The Israelites had been I slavery
for 400+ years and had seen pagan worship in its most elaborate form. Egypt had
hundreds of gods it “worshipped”. Worship was a means of manipulating the gods
to do what you wanted by going through rituals to make them beholden to you. These
demonically empowered idols had eyes but couldn’t see. They had mouths, but
couldn’t speak. God had shown them to be unworthy of consideration, let alone worship
when He decimated them by the 10 judgements/plagues in Egypt.
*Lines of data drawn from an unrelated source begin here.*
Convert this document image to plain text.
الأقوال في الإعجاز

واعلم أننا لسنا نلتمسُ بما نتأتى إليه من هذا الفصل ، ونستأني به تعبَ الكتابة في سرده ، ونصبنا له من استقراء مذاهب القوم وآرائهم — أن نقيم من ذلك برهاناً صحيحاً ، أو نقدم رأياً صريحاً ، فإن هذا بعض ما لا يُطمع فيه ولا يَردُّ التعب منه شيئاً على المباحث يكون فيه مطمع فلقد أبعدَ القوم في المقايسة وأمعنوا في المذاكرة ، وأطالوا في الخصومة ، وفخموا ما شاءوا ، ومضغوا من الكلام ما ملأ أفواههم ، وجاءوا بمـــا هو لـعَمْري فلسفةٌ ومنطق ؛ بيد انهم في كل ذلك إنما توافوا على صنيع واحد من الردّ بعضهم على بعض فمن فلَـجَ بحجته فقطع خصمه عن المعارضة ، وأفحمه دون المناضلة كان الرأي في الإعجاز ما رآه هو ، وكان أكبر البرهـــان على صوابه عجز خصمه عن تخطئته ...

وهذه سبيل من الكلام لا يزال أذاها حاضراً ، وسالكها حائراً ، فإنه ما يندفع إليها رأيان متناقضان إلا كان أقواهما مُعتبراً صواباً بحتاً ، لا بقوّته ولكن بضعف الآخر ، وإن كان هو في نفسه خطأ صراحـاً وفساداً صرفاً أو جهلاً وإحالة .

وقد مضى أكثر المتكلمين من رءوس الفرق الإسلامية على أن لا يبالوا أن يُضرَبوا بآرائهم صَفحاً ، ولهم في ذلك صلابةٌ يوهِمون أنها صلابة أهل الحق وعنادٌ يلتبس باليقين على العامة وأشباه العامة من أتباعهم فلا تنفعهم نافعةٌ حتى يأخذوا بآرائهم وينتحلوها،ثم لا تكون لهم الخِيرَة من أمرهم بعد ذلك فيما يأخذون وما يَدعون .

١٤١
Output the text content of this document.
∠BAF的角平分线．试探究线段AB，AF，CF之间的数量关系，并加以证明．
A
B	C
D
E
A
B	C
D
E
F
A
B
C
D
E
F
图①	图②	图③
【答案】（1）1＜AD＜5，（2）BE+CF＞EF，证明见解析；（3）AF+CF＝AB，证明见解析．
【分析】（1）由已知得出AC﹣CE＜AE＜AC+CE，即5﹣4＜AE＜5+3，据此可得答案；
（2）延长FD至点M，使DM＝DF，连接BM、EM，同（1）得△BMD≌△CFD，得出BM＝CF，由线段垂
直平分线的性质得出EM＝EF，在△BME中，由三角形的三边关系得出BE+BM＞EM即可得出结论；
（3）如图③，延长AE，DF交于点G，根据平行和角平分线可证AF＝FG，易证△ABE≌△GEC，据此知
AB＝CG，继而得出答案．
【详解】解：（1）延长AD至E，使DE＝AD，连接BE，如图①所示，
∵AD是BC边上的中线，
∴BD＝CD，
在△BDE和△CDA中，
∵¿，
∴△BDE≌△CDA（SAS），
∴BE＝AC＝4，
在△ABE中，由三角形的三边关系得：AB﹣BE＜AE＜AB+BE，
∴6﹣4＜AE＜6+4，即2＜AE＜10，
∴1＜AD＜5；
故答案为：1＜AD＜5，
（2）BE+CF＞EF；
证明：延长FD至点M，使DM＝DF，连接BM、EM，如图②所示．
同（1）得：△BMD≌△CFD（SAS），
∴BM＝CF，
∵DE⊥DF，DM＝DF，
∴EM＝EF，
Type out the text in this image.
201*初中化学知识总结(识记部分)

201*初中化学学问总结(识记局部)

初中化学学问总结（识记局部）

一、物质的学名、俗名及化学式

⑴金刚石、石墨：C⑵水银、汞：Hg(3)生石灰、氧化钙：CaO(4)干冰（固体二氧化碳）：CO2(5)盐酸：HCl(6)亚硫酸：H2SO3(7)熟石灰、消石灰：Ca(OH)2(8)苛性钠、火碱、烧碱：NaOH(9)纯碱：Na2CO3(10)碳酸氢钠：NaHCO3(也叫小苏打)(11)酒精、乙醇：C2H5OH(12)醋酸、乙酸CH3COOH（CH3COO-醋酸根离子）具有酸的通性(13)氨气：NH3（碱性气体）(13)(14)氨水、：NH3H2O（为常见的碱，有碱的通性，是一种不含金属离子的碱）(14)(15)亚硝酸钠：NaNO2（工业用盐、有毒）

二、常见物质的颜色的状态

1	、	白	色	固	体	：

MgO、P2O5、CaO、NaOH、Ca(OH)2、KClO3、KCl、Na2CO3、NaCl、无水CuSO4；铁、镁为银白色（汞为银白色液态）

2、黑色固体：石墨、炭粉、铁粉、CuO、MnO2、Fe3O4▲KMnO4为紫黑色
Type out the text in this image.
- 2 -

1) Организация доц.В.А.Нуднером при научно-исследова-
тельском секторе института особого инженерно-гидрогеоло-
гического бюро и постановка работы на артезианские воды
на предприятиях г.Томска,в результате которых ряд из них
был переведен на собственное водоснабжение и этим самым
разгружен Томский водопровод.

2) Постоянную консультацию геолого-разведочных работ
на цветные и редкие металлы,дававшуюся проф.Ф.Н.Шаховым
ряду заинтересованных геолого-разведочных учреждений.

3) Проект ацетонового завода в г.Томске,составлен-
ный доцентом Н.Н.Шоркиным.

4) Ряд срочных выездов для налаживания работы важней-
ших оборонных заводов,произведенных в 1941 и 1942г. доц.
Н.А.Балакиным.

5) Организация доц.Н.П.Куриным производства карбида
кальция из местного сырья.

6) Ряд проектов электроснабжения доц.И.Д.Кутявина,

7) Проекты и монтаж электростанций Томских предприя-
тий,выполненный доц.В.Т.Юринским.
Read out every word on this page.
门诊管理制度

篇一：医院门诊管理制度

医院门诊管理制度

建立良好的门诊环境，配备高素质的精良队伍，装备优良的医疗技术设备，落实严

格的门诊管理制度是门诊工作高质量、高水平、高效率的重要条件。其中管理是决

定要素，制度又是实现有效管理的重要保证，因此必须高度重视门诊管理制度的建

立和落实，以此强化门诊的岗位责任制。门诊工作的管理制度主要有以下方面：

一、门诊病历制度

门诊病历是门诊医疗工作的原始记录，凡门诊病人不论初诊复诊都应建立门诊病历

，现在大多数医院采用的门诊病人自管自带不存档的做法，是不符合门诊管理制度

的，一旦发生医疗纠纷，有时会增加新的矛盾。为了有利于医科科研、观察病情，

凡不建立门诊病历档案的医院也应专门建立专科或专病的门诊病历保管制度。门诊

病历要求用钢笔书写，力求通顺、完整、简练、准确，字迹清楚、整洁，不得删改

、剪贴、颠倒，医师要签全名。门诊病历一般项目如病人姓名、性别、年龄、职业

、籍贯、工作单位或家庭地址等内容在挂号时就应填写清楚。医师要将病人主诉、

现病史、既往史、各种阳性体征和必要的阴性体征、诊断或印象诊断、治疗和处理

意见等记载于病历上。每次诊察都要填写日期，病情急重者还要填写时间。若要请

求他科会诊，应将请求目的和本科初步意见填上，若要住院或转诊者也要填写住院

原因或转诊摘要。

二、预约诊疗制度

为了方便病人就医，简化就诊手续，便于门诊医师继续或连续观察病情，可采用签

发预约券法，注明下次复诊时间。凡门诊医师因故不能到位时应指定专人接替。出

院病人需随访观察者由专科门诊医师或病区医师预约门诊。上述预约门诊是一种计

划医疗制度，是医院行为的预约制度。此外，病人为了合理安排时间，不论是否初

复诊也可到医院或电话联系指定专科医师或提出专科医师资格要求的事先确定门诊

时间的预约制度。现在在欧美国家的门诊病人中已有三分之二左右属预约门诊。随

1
They had been accustomed to the
counterfeit for so long, they had difficulty believing the Real Thing, even
though they could hear, see and even tangibly touch the evidence that God was
with them…the True God.
Exactly two months after the
exodus, God brought them to Sinai. He revealed Himself in glory and power not
to terrify them, not to destroy them, but to convince them that the One Who had
chosen them in Abraham, the One who had judged their enemies, the One who had
liberated, rescued and saved them was not Someone that could be manipulated for
self-gain. God called them to Sinai to formally introduce Himself to them: the True
God Who loved them.
God spoke, and they heard Him.
The Words that He spoke we know as the 10 Commandments. Those 10 Commandments…not
10 suggestions…were and are 100% relational. They defined a real and living
relationship with God, with others and with ourselves. The defined the parameters
of behaviors and choices that would make for life as God intends it to be. It
was a list of liberation from the topsy-turvy world of self-indulgent,
self-centered, sin-soaked life that was normative for the rest of humanity. God’s
Words revealed a way of living that would make living a blessing and a joy.
The problem was that apart from
God being the strength, power and source of that way of living, it could not be
done. As Martin Luther put it, “If we in our own strength confide, our striving
would be losing.” When the Israelites heard the Words, they realized that they
had already broken all 10 Commandments. They were all utterly guilty of living habitually
in opposition to what God was saying would make for life, either by intent or
by act.
Exodus
20:18-20 reads, “When the people heard the
thunder and the loud blast of the ram’s horn, and when they saw the flashes of
lightning and the smoke billowing from the mountain, they stood at a distance,
trembling with fear. And they said to Moses, “You speak to us, and we will
listen. But don’t let God speak directly to us, or we will die!” “Don’t be
afraid,” Moses answered them, “for God has come in this way to test you, and so
that your fear of him will keep you from sinning!”
How strange. They had already heard God
speaking and they weren’t dead! What they were saying was, “We don’t want to
hear directly from God (because then we’ll have no excuse for our contrary
actions). You, Moses, hear from God and then tell us what He said (because then
we can just say you misheard what we don’t want to hear or say it’s just man’s
word and we can ignore what we don’t like).
Many people complain that they’ve never
heard from God, even though the God of Abraham, Isaac and Jacob is the God who
does speak, does see and does hear. I think they can’t hear Him because they
have already made an internal vow that they will not do what He says if it
conflicts with their own will.
The Apostle John writes in his first
letter, “The One Who existed from the beginning, Whom we have seen with our own
eyes, Whom we have heard, Whom our hands have actually touched, He is the Word
of Life.”
The Israelites didn’t rescue themselves.
God did. It’s what He has done that makes true life possible. The relationship
God offers to us through what He has already done in Jesus Christ will give us
a new heart, a new spirit, the Resurrection Power of the Holy Spirit to transform
how we live and enable us to follow, trust and obey the God Who loves us.